The payer has also been focusing on cutting healthcare spending. In late 2020, Anthem introduced an app powered by artificial intelligence to help reduce healthcare spending among employer-sponsored health plans in the San Francisco Bay Area. 

The payer embedded its app into its exclusive provider organization (EPO) health plan design. The EPO provided a more narrow provider network and saved employers 10 to 25 percent over the area’s preferred provider organizations.
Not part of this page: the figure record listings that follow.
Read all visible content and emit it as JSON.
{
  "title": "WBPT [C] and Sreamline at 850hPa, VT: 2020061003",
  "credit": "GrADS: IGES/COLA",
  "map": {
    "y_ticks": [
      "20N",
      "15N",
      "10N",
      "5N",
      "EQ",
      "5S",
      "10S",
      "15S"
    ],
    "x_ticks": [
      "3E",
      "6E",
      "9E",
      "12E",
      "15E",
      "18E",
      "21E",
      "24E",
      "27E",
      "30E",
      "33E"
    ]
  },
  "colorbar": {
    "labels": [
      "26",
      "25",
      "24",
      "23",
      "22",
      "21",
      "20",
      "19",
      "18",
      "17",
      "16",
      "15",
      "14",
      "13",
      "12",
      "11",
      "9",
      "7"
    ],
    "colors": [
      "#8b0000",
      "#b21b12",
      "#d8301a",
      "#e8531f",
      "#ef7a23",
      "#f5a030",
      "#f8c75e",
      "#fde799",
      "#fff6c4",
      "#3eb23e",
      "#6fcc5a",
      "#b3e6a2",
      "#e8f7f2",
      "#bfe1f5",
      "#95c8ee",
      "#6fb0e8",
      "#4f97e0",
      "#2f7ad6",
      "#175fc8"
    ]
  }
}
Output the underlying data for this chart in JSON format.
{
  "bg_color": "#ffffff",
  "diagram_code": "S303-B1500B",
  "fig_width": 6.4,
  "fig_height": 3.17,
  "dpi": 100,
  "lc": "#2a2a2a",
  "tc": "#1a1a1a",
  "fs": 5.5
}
In tandem with this, the app sought to develop a more personal connection with providers as members searched for a new provider digitally.

Along with these efforts, Anthem—along with the rest of the payer industry—has been working towards greater interoperability and compliance with the new interoperability regulations. 

Even for a company that has been honing its interoperability strategy for the past seven to eight years like Anthem, the coronavirus pandemic highlighted barriers to interoperability. But, as an Anthem leader told HealthPayerIntelligence, achieving interoperability will help accomplish one of Anthem’s ultimate goals: simplifying healthcare for the consumer.

This same mindset seems to be driving the upcoming partnership with Kroger Health.

“Our two organizations share the goals of improving access to cost-effective care, driving transformative improvement to health outcomes, and simplifying the healthcare experience,” said McFann.

The partners will share more details on the Medicare Advantage health plans closer to Medicare open enrollment for 2022.